Rogue had seen them. Which meant she'd been in New Orleans. And the only reason she could have had for going to New Orleans . . . the only mutant she could have gone there to track down . . . was his assassin ex-wife.
She was angry enough at him to burn his soul with the touch of her mouth, but she still had gone to look after his people as though they were her own.
For the first time since he'd fallen asleep in his own bed on the night of the attack, just for a second, Remy felt warm. Warm and safe. He didn't deserve that girl.
He slipped the picture and the paper into his pocket, to look at again when he was sure of a moment of privacy. "Merci," he told the young woman from Delphine's, taking her hand and shaking it earnestly. Delphine's girls, he knew, rarely got handshakes. "You done me a great kindness, Miss."

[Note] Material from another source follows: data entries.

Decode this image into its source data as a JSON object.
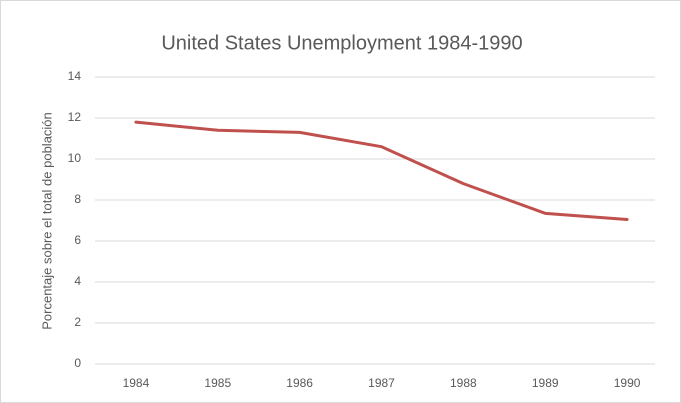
{
  "chart_data": {
    "type": "line",
    "title": "United States Unemployment 1984-1990",
    "y_label": "Porcentaje sobre el total de población",
    "categories": [
      "1984",
      "1985",
      "1986",
      "1987",
      "1988",
      "1989",
      "1990"
    ],
    "values": [
      11.8,
      11.4,
      11.3,
      10.6,
      8.8,
      7.35,
      7.05
    ],
    "color": "#c0504d",
    "ylim": [
      0,
      14
    ],
    "yticks": [
      0,
      2,
      4,
      6,
      8,
      10,
      12,
      14
    ],
    "grid": true
  }
}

"Glad to," she told him, finally working up the courage to smile. "The other girls say real good things about you, about how you was always a friend and never a client. Said you were the best Pincher the Big Easy ever spawned."
Gambit grinned. "Got dat right."
His mind flickered back for a second . . . to the assistant guildmaster in New York and his smart mouth, to the rumors the man had suggested were flying through the gossip chain about Remy's Mark and how much he deserved it.
"So if you'll 'scuse me, I gotta go prove it."
French Lessons:
C'est bon? Is that good?
Tu me connais le nom? You know my name?
Je suis de chez Delphine: I'm from Delphine's Place.
Okay, so the January deadline went flying by, it's true, but the splendid news is that my writing bug is back! My life is in order and I'm finding time to sit down with my GoogleDocs, and finally, finally, reward my readers' excellent patience. Hang in there, folks.